Audi’s half-scale model of its classic Grand Prix car, the 1936 Auto Union Type C.

Hope or hype? 3D tech revealed

Everyone’s talking about 3D printing, or ‘additive manufacturing’ as some prefer to call it. But when will the technology actually break through into the mainstream, and what are the implications? Seco’s Head of Research and Development, Anders Ericsson, takes a closer look.

When a little over a year ago, Audi showed off a half-scale model of its classic Grand Prix car, the 1936 Auto Union Type C, it wasn’t the car itself that attracted the greatest interest. Rather, it was the ‘printer’. The car was one of the first to be created through additive manufacturing or what’s sometimes called 3D-printing technology. At the same time, Audi signaled that it was now investigating new opportunities for printing out complex components directly from “powder to metal”.

A “paradigm shift within manufacturing” or not?
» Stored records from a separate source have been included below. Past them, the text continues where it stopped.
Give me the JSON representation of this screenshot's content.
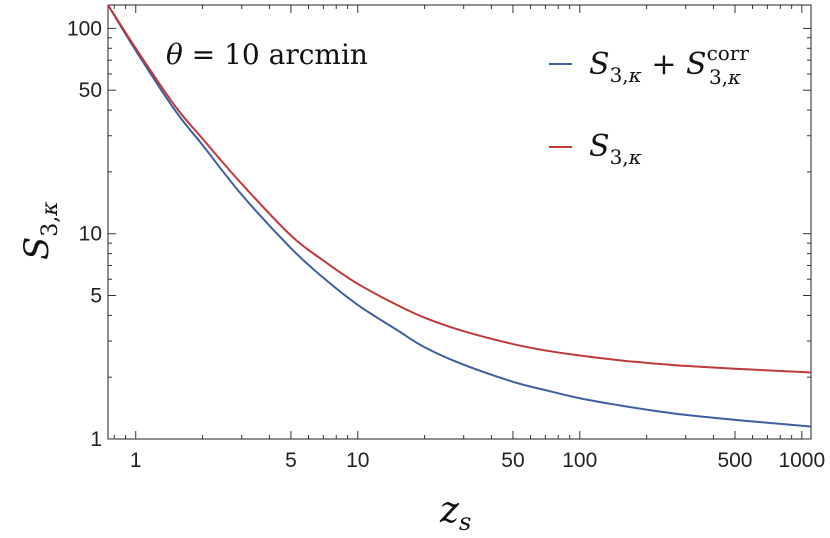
{
  "chart_data": {
    "type": "line",
    "xscale": "log",
    "yscale": "log",
    "xlim": [
      0.75,
      1100
    ],
    "ylim": [
      1,
      130
    ],
    "xlabel": "z_s",
    "ylabel": "S_{3,κ}",
    "annotation": "θ = 10 arcmin",
    "grid": false,
    "legend_position": "top-right",
    "x_ticks": [
      {
        "value": 1,
        "label": "1"
      },
      {
        "value": 5,
        "label": "5"
      },
      {
        "value": 10,
        "label": "10"
      },
      {
        "value": 50,
        "label": "50"
      },
      {
        "value": 100,
        "label": "100"
      },
      {
        "value": 500,
        "label": "500"
      },
      {
        "value": 1000,
        "label": "1000"
      }
    ],
    "y_ticks": [
      {
        "value": 1,
        "label": "1"
      },
      {
        "value": 5,
        "label": "5"
      },
      {
        "value": 10,
        "label": "10"
      },
      {
        "value": 50,
        "label": "50"
      },
      {
        "value": 100,
        "label": "100"
      }
    ],
    "series": [
      {
        "name": "S_{3,κ} + S_{3,κ}^{corr}",
        "color": "#3f5fa0",
        "x": [
          0.75,
          1,
          1.5,
          2,
          3,
          5,
          7,
          10,
          15,
          20,
          30,
          50,
          70,
          100,
          150,
          200,
          300,
          500,
          700,
          1000,
          1100
        ],
        "y": [
          130,
          78,
          40,
          27,
          15.5,
          8.5,
          6.1,
          4.5,
          3.4,
          2.8,
          2.3,
          1.9,
          1.73,
          1.58,
          1.46,
          1.39,
          1.31,
          1.24,
          1.2,
          1.16,
          1.15
        ]
      },
      {
        "name": "S_{3,κ}",
        "color": "#c0393a",
        "x": [
          0.75,
          1,
          1.5,
          2,
          3,
          5,
          7,
          10,
          15,
          20,
          30,
          50,
          70,
          100,
          150,
          200,
          300,
          500,
          700,
          1000,
          1100
        ],
        "y": [
          130,
          80,
          42,
          29,
          17.5,
          9.8,
          7.4,
          5.7,
          4.5,
          3.9,
          3.35,
          2.9,
          2.7,
          2.55,
          2.42,
          2.35,
          2.27,
          2.2,
          2.16,
          2.12,
          2.11
        ]
      }
    ]
  }
}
The Audi example is just one of many of the increasing number of uses for additive manufacturing (AM). Advocates highlight the fact that the technology allows for the metal industry to go from production-driven design to design-driven production, that lead-times will be cut for the development of new products, and that there is now new potential for producing components featuring complex geometries. Some even call the technology a “paradigm shift within manufacturing”. But Anders Ericsson, Head of Research and Development at Seco, is keen to slightly downplay the technology’s immediate significance for the metal working industry.

“AM is clearly an extremely interesting technology for many of our customers,” he says. “In some cases, it can replace roughing, but we don’t think that the technology will replace the bulk of finishing operations any time within the next 15 years.”

If you go back 20 years, many thought net shape forming was going to be the new production technology that to some degree would replace traditional metal cutting. The method involves creating components that are very close to their final form. But while net shape forming is today widely used across the industry, it hasn’t become the revolution that many expected.

“You can draw a parallel with this and with additive manufacturing, today,” says Ericsson. “Everyone is talking about the technology, but we don’t really know where it will lead. But, having said that, I still believe that additive manufacturing has greater potential for metals than net shape forming, primarily because AM is currently being successfully used with complex plastic components and because digitalization will work as a key enabler.”

Opportunities and challenges

Up until now, it has been the medical sector and, to some extent, the aviation sector that have made progress with additive manufacturing within areas traditionally dependent on the metalworking industry. The method has also been effective in the medical sector in producing small runs of complex, tailor-made components such as prostheses and implants.

“On the other hand, it is currently rarely effective to use AM for mass production of metal components,” says Ericsson. “The cost per-component is much too high. The technology needs to become 10 to 20 times faster for it to have a major impact.”

In terms of the characteristics of the components produced, additive-manufactured products can often approach those of solid metal items, according to Ericsson.

“You can, for example, get equivalent characteristics in terms of bending rigidity,” he says. “But at the microscopic level, when the material is fine machined, it becomes clear that you need to change the machining methodology in order to carry out effective machining. We’re currently seeing this phenomenon in something like 30 percent of machining cases.”

Seco Tools – at the front line

This is where Seco often comes into the discussion with its customers around the world, solving the challenges that come along with machining in terms of the characteristics of the material and the choice of work tool.

Ericsson advises taking a ‘dare to dream’ approach and beginning to conduct tests using AM methods for carefully selected products. Seco has itself begun using AM to produce some metal components in its own products, he notes.

“At Seco, we’re choosing to see AM as an opportunity and as an extremely interesting technology for our customers. We realise that, with the broad and deep competence that Seco has within machining, we can work closely with our customers and propose wholistic solutions that include AM and that help create an efficient production system for them.”


By Per-Ola Knutas
Photos by Jonas Gauffin, Audi
Illustrations by Anil Yanik

Anders Ericsson

Anders Ericssons’ advice regarding AM

Begin testing
There are component suppliers where you can get additive-manufactured components.

Look at the flow
Look at the entire process flow in your production process and analyse where it is efficient and where there’s a good case to be made for using AM.

Talk to your tool supplier
Conduct a dialog with your work tools supplier and use their expert knowledge to establish the best solution for fine machining and the entire production process.